When the FCC announced plans to declare that ISPs are no longer information services, but are instead phone companies, the FCC claimed the authority to regulate content and prices on Internet service nationwide. And no matter how many times the neo-Marxists at Free Press (and their front group Save the Internet) claim that Net Neutrality is all about “preserving an open Internet,” the FCC’s actions are all about command and control.
Even Democrats see the problem, as 72 House members of the Democratic persuasion signed a letter to FCC Chairman Julius Genachowski urging him to slow down and let the Congress do its job, instead of taking matters into his own hands and defying the law and the courts to do so.
Update: It’d help if I link the right letter.

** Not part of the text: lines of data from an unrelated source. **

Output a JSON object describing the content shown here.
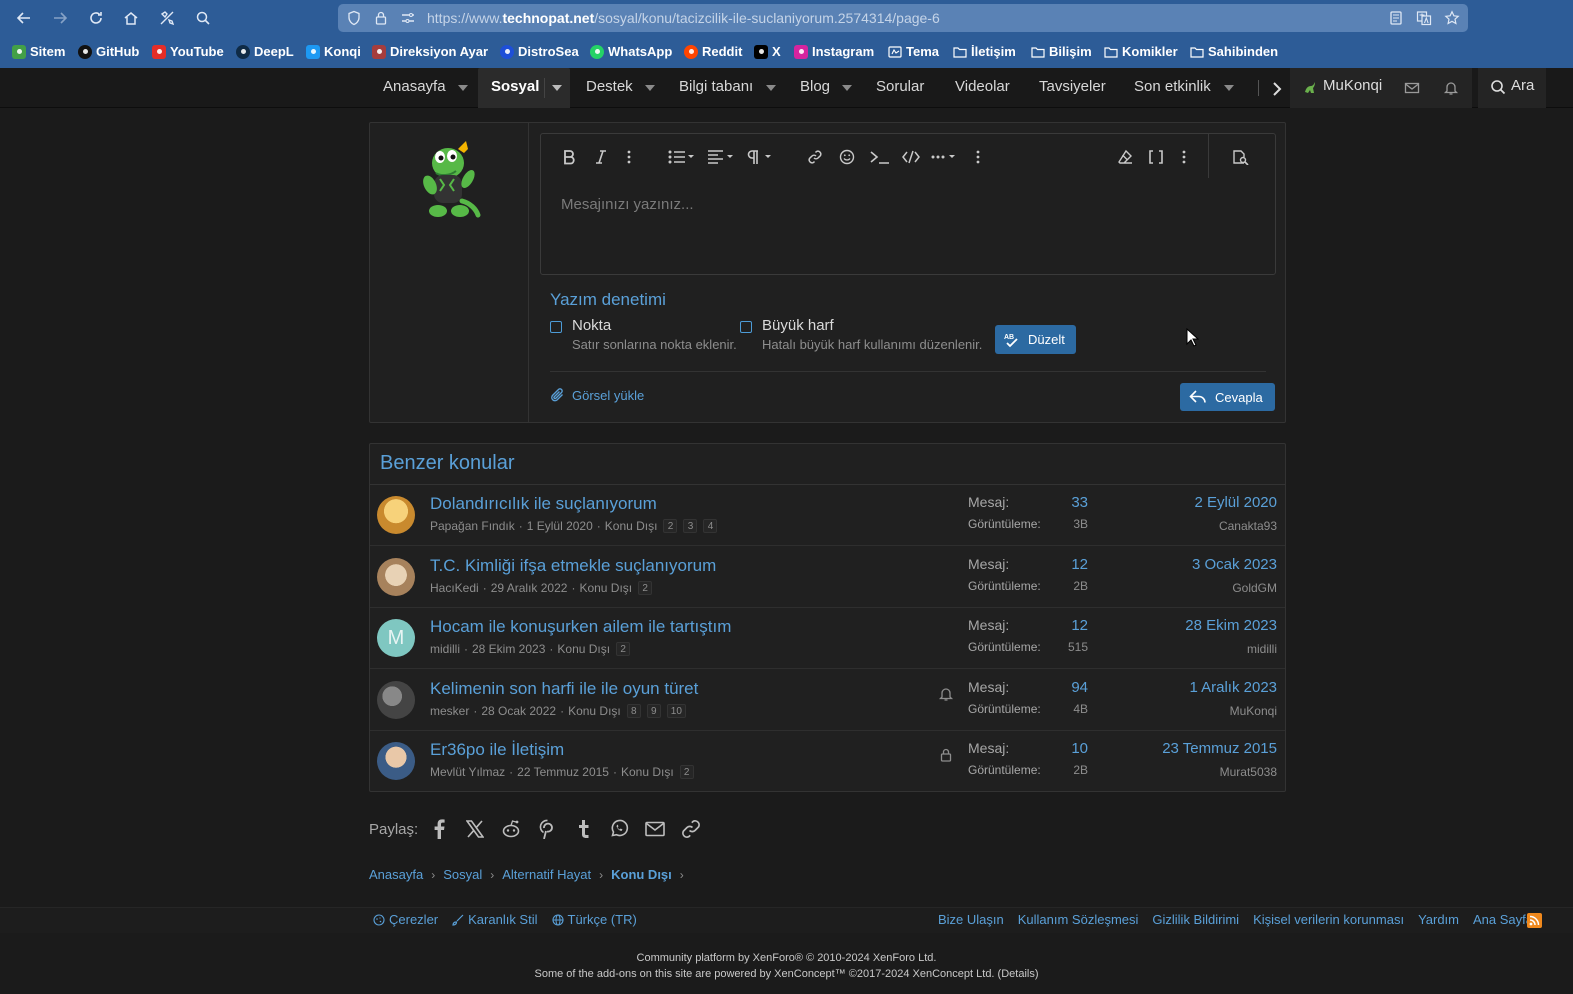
{
  "browser": {
    "url_scheme": "https://www.",
    "url_domain": "technopat.net",
    "url_path": "/sosyal/konu/tacizcilik-ile-suclaniyorum.2574314/page-6",
    "bookmarks": [
      {
        "label": "Sitem",
        "icon": "gecko-icon",
        "color": "#43a047"
      },
      {
        "label": "GitHub",
        "icon": "github-icon",
        "color": "#111111"
      },
      {
        "label": "YouTube",
        "icon": "youtube-icon",
        "color": "#e52d27"
      },
      {
        "label": "DeepL",
        "icon": "deepl-icon",
        "color": "#0f2b46"
      },
      {
        "label": "Konqi",
        "icon": "kde-icon",
        "color": "#1d99f3"
      },
      {
        "label": "Direksiyon Ayar",
        "icon": "image-icon",
        "color": "#a53d3d"
      },
      {
        "label": "DistroSea",
        "icon": "distrosea-icon",
        "color": "#1e4fd8"
      },
      {
        "label": "WhatsApp",
        "icon": "whatsapp-icon",
        "color": "#25d366"
      },
      {
        "label": "Reddit",
        "icon": "reddit-icon",
        "color": "#ff4500"
      },
      {
        "label": "X",
        "icon": "x-icon",
        "color": "#000000"
      },
      {
        "label": "Instagram",
        "icon": "instagram-icon",
        "color": "#d6249f"
      },
      {
        "label": "Tema",
        "icon": "theme-icon",
        "color": "#2d5c97"
      },
      {
        "label": "İletişim",
        "icon": "folder-icon",
        "color": "#2d5c97"
      },
      {
        "label": "Bilişim",
        "icon": "folder-icon",
        "color": "#2d5c97"
      },
      {
        "label": "Komikler",
        "icon": "folder-icon",
        "color": "#2d5c97"
      },
      {
        "label": "Sahibinden",
        "icon": "folder-icon",
        "color": "#2d5c97"
      }
    ]
  },
  "nav": {
    "tabs": [
      {
        "label": "Anasayfa"
      },
      {
        "label": "Sosyal"
      },
      {
        "label": "Destek"
      },
      {
        "label": "Bilgi tabanı"
      },
      {
        "label": "Blog"
      },
      {
        "label": "Sorular"
      },
      {
        "label": "Videolar"
      },
      {
        "label": "Tavsiyeler"
      },
      {
        "label": "Son etkinlik"
      }
    ],
    "user": "MuKonqi",
    "search": "Ara"
  },
  "editor": {
    "placeholder": "Mesajınızı yazınız...",
    "spell_title": "Yazım denetimi",
    "opt1_label": "Nokta",
    "opt1_hint": "Satır sonlarına nokta eklenir.",
    "opt2_label": "Büyük harf",
    "opt2_hint": "Hatalı büyük harf kullanımı düzenlenir.",
    "fix_button": "Düzelt",
    "upload": "Görsel yükle",
    "reply_button": "Cevapla"
  },
  "similar": {
    "title": "Benzer konular",
    "label_messages": "Mesaj:",
    "label_views": "Görüntüleme:",
    "threads": [
      {
        "title": "Dolandırıcılık ile suçlanıyorum",
        "author": "Papağan Fındık",
        "date": "1 Eylül 2020",
        "forum": "Konu Dışı",
        "pages": [
          "2",
          "3",
          "4"
        ],
        "messages": "33",
        "views": "3B",
        "last_date": "2 Eylül 2020",
        "last_user": "Canakta93",
        "state": ""
      },
      {
        "title": "T.C. Kimliği ifşa etmekle suçlanıyorum",
        "author": "HacıKedi",
        "date": "29 Aralık 2022",
        "forum": "Konu Dışı",
        "pages": [
          "2"
        ],
        "messages": "12",
        "views": "2B",
        "last_date": "3 Ocak 2023",
        "last_user": "GoldGM",
        "state": ""
      },
      {
        "title": "Hocam ile konuşurken ailem ile tartıştım",
        "author": "midilli",
        "date": "28 Ekim 2023",
        "forum": "Konu Dışı",
        "pages": [
          "2"
        ],
        "messages": "12",
        "views": "515",
        "last_date": "28 Ekim 2023",
        "last_user": "midilli",
        "state": "",
        "avatar_letter": "M"
      },
      {
        "title": "Kelimenin son harfi ile ile oyun türet",
        "author": "mesker",
        "date": "28 Ocak 2022",
        "forum": "Konu Dışı",
        "pages": [
          "8",
          "9",
          "10"
        ],
        "messages": "94",
        "views": "4B",
        "last_date": "1 Aralık 2023",
        "last_user": "MuKonqi",
        "state": "bell"
      },
      {
        "title": "Er36po ile İletişim",
        "author": "Mevlüt Yılmaz",
        "date": "22 Temmuz 2015",
        "forum": "Konu Dışı",
        "pages": [
          "2"
        ],
        "messages": "10",
        "views": "2B",
        "last_date": "23 Temmuz 2015",
        "last_user": "Murat5038",
        "state": "lock"
      }
    ]
  },
  "share": {
    "label": "Paylaş:"
  },
  "breadcrumb": [
    "Anasayfa",
    "Sosyal",
    "Alternatif Hayat",
    "Konu Dışı"
  ],
  "footer": {
    "left": [
      "Çerezler",
      "Karanlık Stil",
      "Türkçe (TR)"
    ],
    "right": [
      "Bize Ulaşın",
      "Kullanım Sözleşmesi",
      "Gizlilik Bildirimi",
      "Kişisel verilerin korunması",
      "Yardım",
      "Ana Sayfa"
    ],
    "copyright1": "Community platform by XenForo® © 2010-2024 XenForo Ltd.",
    "copyright2": "Some of the add-ons on this site are powered by XenConcept™ ©2017-2024 XenConcept Ltd. (Details)"
  }
}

Quoth their letter (via The Hill), which is just crushing of Free Press, Google, and other Net Neutrality propagandists:
Like you, we believe in a transparent, data-driven process and stand ready to work with you on measures that will spur adoption and expand the use of broadband networks. But we remain suspicious of conclusions based on slogans rather than substance and of policies that restrict and inhibit the very innovation and growth that we all seek to achieve.
I could hardly say it better myself, seriously. Far be it from me to praise Democrats but on this issue, they’re right. It is up to the Congress to keep the Internet open and innovating, as was done back in the Clinton-Gingrich days when they joined up to pass the Telecommunications Act of 1996, a much-needed update to the Communications act that told the FCC to keep their hands off to begin with.
The FCC is trying to take it upon itself to roll back the 1996 law passed by Republicans and signed by a Democrat, and instead regulate the ISPs the way FDR wanted phone companies regulated back in 1934, all because it gives them more power than the Congress and the President gave them. We’ve got to stop them.